By Penny Dodd
One of the most popular houseplants grown worldwide is Crassula ovata, the jade plant, a native of South Africa. Also known as money plant, friendship tree or lucky plant, it is thought of as a good luck charm in Asia. Because its thick, smooth leaves look like pieces of jade it symbolizes wealth and prosperity, and many Asian business owners place a plant near the entrance to their business to bring prosperity and success. People who practice Feng Shui believe putting a jade plant in their home can bring benefits ranging from family harmony and health to creativity, wealth and scholarly pursuits.
The jade plant is also considered a good present for a friend. Mine, however, was purchased by me in February seven years ago at the Rehoboth nursery and greenhouse in Coaldale. It was about a foot tall and potted with other succulents in a shallow basin shaped terra cotta pot. It spent the first few months near west windows in my house. Then in June, I moved it outside where its leaves promptly got sunburned. It recovered, and has spent every summer since then outside, and every winter in a greenhouse that is barely above freezing. Despite never being repotted, it is now about three feet tall. It is too heavy for me to move anymore, and this past summer it stayed full time in the greenhouse.

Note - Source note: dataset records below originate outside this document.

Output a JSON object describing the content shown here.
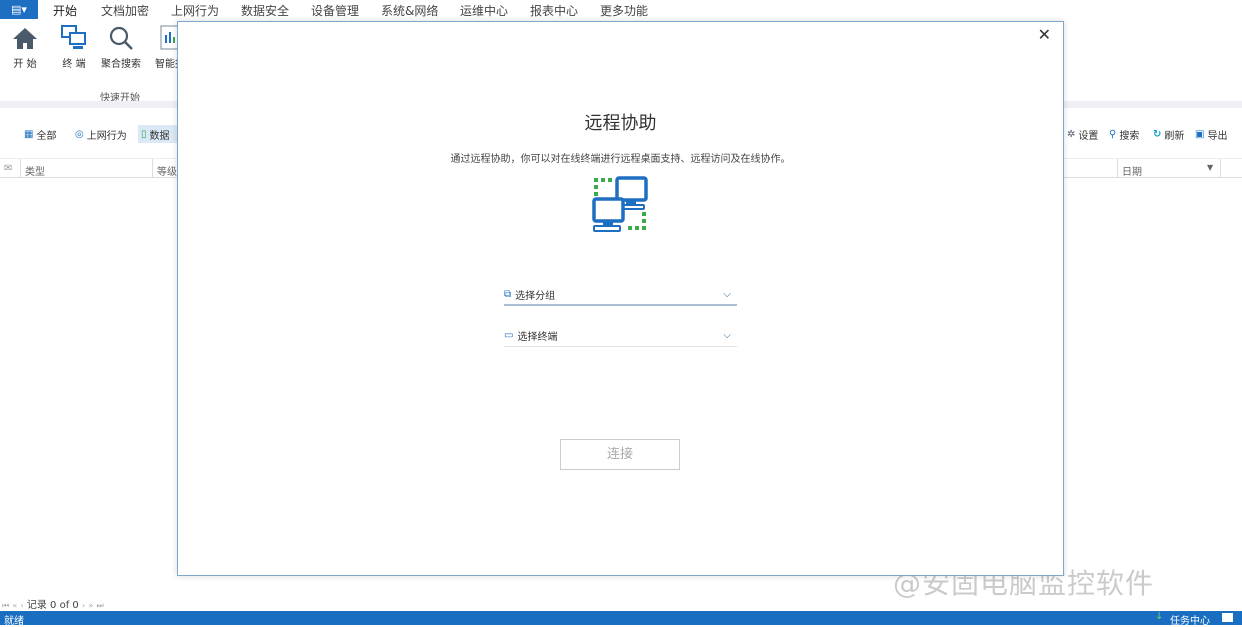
{
  "menu": {
    "app_button": "▤▾",
    "tabs": [
      "开始",
      "文档加密",
      "上网行为",
      "数据安全",
      "设备管理",
      "系统&网络",
      "运维中心",
      "报表中心",
      "更多功能"
    ],
    "active_tab": "开始"
  },
  "ribbon": {
    "buttons": [
      {
        "label": "开 始",
        "icon": "home-icon"
      },
      {
        "label": "终 端",
        "icon": "terminal-icon"
      },
      {
        "label": "聚合搜索",
        "icon": "search-icon"
      },
      {
        "label": "智能报",
        "icon": "report-icon"
      }
    ],
    "group_label": "快速开始"
  },
  "toolbar": {
    "left": [
      "全部",
      "上网行为",
      "数据"
    ],
    "right": [
      "设置",
      "搜索",
      "刷新",
      "导出"
    ]
  },
  "table": {
    "columns": [
      "类型",
      "等级",
      "日期"
    ]
  },
  "pager": {
    "first": "⏮",
    "prev_page": "«",
    "prev": "‹",
    "text": "记录 0 of 0",
    "next": "›",
    "next_page": "»",
    "last": "⏭"
  },
  "status": {
    "left": "就绪",
    "right": "任务中心"
  },
  "watermark": "@安固电脑监控软件",
  "dialog": {
    "title": "远程协助",
    "description": "通过远程协助，你可以对在线终端进行远程桌面支持、远程访问及在线协作。",
    "group_select": "选择分组",
    "terminal_select": "选择终端",
    "connect": "连接",
    "close": "✕"
  },
  "colors": {
    "accent": "#1e6fc2",
    "green": "#3aaa4a"
  }
}
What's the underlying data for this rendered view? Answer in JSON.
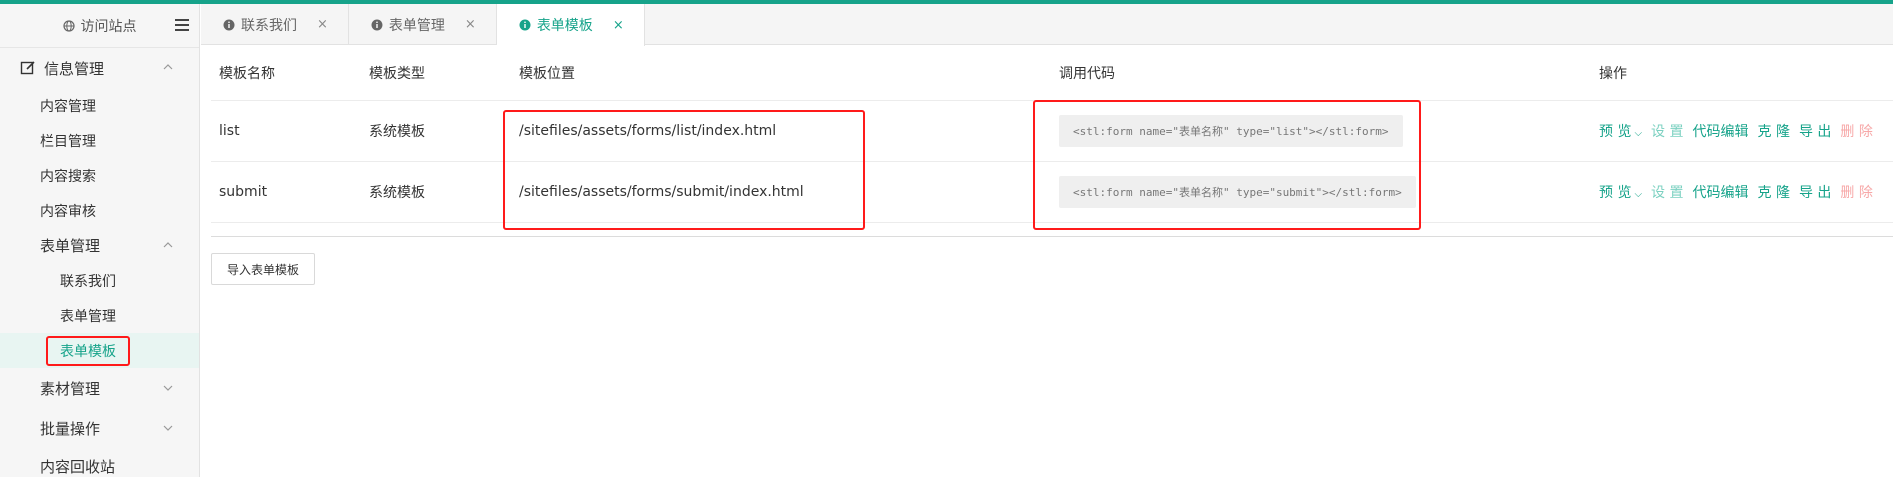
{
  "sidebar": {
    "visit_label": "访问站点",
    "groups": [
      {
        "label": "信息管理",
        "expanded": true
      }
    ],
    "items": [
      {
        "label": "内容管理"
      },
      {
        "label": "栏目管理"
      },
      {
        "label": "内容搜索"
      },
      {
        "label": "内容审核"
      }
    ],
    "form_group": {
      "label": "表单管理",
      "expanded": true
    },
    "form_subitems": [
      {
        "label": "联系我们"
      },
      {
        "label": "表单管理"
      },
      {
        "label": "表单模板",
        "active": true
      }
    ],
    "after": [
      {
        "label": "素材管理",
        "expandable": true
      },
      {
        "label": "批量操作",
        "expandable": true
      },
      {
        "label": "内容回收站",
        "expandable": false
      }
    ]
  },
  "tabs": [
    {
      "label": "联系我们",
      "close": "×"
    },
    {
      "label": "表单管理",
      "close": "×"
    },
    {
      "label": "表单模板",
      "close": "×",
      "active": true
    }
  ],
  "table": {
    "headers": [
      "模板名称",
      "模板类型",
      "模板位置",
      "调用代码",
      "操作"
    ],
    "rows": [
      {
        "name": "list",
        "type": "系统模板",
        "location": "/sitefiles/assets/forms/list/index.html",
        "code": "<stl:form name=\"表单名称\" type=\"list\"></stl:form>"
      },
      {
        "name": "submit",
        "type": "系统模板",
        "location": "/sitefiles/assets/forms/submit/index.html",
        "code": "<stl:form name=\"表单名称\" type=\"submit\"></stl:form>"
      }
    ],
    "actions": {
      "preview": "预 览",
      "settings": "设 置",
      "code_edit": "代码编辑",
      "clone": "克 隆",
      "export": "导 出",
      "delete": "删 除"
    }
  },
  "import_button": "导入表单模板",
  "colors": {
    "accent": "#16a38a",
    "highlight_border": "#ff1a1a"
  }
}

And, to my amazement, this winter it is in bloom.
These blossoms, small pinkish white stars, although not fragrant are pretty and long lived. It has been blooming now for about six weeks. The novelty of the blossoms prompted me to look for information about the plant. Professor Wikipedia says a mature plant blooms in the summer, but will also flower in the wintertime during a cooler, darker dry spell. Another website says a flowering jade plant reflects well on the owner and symbolizes friendship, luck and prosperity. I hope that’s true.
It must need re-potting, but I have no idea how I will accomplish that.